Federico Reyes Heroles

“Fiebre aguda” que se convierte en “hábito gris”, así describió William James hace más de un siglo los polos de la experiencia religiosa. Habló en Edimburgo, en el ciclo de Conferencias Glifford que devendrían en su texto central “Las variedades de la experiencia religiosa”. El autor inglés caminaría por un territorio casi virgen, poco explorado: trascender las denominaciones religiosas y encontrar el Kern del fenómeno. Musulmanes, católicos, judíos, protestantes no importaba demasiado, sí en cambio esa emoción íntima que permite al ser humano enfrentar en paz los grandes misterios de la creación y la vida. Esa “experiencia religiosa”, la “fiebre aguda”, podía surgir en soledad o en un acto comunitario, en un templo o en la contemplación de un bosque, al ver un parto o enterrar a un ser querido. El escenario es lo de menos. Era la autenticidad la que movía a James.
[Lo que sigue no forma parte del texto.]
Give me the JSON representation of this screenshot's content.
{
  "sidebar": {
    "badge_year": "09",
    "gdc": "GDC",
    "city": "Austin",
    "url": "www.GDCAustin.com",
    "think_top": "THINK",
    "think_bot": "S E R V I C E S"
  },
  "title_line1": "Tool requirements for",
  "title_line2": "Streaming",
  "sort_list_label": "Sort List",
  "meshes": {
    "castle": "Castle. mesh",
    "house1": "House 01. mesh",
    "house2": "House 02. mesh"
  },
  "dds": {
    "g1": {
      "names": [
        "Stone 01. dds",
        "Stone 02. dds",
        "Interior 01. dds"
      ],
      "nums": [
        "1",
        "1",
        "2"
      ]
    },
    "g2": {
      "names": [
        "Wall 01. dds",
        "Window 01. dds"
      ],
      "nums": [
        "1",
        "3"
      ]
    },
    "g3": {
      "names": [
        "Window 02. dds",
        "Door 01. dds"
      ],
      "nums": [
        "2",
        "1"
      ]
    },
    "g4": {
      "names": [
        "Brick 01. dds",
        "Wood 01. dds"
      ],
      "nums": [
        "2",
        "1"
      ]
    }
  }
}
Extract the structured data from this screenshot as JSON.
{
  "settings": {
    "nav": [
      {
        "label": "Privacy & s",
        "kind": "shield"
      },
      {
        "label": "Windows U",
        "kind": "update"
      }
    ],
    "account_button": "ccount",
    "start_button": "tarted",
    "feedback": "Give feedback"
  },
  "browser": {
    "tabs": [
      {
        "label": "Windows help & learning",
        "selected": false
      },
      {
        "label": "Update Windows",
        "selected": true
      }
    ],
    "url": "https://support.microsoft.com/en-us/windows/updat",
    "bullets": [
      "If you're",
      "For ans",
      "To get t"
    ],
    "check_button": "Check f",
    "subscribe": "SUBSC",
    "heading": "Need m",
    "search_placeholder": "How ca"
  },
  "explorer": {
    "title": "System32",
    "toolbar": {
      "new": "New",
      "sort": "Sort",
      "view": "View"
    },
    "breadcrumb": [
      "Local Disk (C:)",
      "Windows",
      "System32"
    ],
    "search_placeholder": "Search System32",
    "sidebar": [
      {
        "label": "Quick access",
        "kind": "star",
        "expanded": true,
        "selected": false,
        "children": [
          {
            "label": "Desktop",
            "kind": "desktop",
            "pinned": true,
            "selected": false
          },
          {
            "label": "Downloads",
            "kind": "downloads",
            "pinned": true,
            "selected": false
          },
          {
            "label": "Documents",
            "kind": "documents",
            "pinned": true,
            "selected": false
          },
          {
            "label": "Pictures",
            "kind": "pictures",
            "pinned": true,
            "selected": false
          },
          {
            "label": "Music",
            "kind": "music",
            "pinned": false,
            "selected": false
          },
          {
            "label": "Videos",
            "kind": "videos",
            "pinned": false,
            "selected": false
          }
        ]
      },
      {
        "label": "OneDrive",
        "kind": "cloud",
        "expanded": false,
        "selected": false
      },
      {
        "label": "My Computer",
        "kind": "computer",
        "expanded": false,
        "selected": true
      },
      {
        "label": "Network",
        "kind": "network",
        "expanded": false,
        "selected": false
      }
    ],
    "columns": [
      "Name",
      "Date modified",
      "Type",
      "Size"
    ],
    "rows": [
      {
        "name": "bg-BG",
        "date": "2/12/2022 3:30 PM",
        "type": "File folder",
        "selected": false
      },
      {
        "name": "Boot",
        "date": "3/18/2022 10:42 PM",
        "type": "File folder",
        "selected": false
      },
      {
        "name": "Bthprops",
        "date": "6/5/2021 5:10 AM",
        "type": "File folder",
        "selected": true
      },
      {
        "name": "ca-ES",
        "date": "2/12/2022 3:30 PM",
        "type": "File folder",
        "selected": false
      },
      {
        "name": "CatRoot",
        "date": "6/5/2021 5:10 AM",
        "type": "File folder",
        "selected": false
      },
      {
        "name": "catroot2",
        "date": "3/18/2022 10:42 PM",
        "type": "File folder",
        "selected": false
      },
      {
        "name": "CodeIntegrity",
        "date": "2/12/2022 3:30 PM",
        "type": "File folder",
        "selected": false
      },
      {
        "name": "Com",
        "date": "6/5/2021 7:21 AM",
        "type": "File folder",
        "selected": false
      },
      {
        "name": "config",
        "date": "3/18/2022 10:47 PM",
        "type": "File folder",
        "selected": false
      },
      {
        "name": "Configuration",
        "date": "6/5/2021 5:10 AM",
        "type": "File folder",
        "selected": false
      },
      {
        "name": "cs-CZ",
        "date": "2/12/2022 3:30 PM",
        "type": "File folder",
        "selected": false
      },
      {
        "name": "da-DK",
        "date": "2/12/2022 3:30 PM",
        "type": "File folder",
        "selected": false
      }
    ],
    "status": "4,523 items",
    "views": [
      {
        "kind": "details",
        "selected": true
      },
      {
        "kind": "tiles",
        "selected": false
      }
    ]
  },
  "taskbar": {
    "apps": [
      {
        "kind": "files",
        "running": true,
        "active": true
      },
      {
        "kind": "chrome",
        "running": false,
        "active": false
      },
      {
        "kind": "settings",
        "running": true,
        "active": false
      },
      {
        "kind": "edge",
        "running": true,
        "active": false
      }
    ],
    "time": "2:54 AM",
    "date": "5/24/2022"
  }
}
La tesis suena sencilla e inofensiva, pero en la persecución de esa “experiencia religiosa” James efectuó una división que fue herejía para muchos. De un lado quedaba la “experiencia religiosa”, un acto vivo, individual, irrepetible, enriquecedor de la vida interna de las personas, un acto capaz de conciliar con los grandes misterios y propiciar paz. Otro asunto muy distinto era la “vida religiosa”. Esta no surgía de adentro hacia afuera sino viceversa: era aprendida de la comunidad o iglesia, era heredada en el mejor de los casos, cuando no impuesta por sutiles presiones o por vía de castigos. Esas expresiones eran fórmulas creadas por generaciones anteriores, eran la religión de otros. Para James de poco servía estudiar esta “vida religiosa” pues en todo caso se trataba de un asunto de segunda mano y no de la motivación inicial, de carácter universal, que enfrenta al ser humano con la vida espiritual. De un lado quedan los rituales, actos de repetición programada, formas, hierofanías como las llamó Mircea Eliade, expresiones superficiales de un fenómeno mucho más rico y apasionante: la “experiencia religiosa”, individual e irrepetible.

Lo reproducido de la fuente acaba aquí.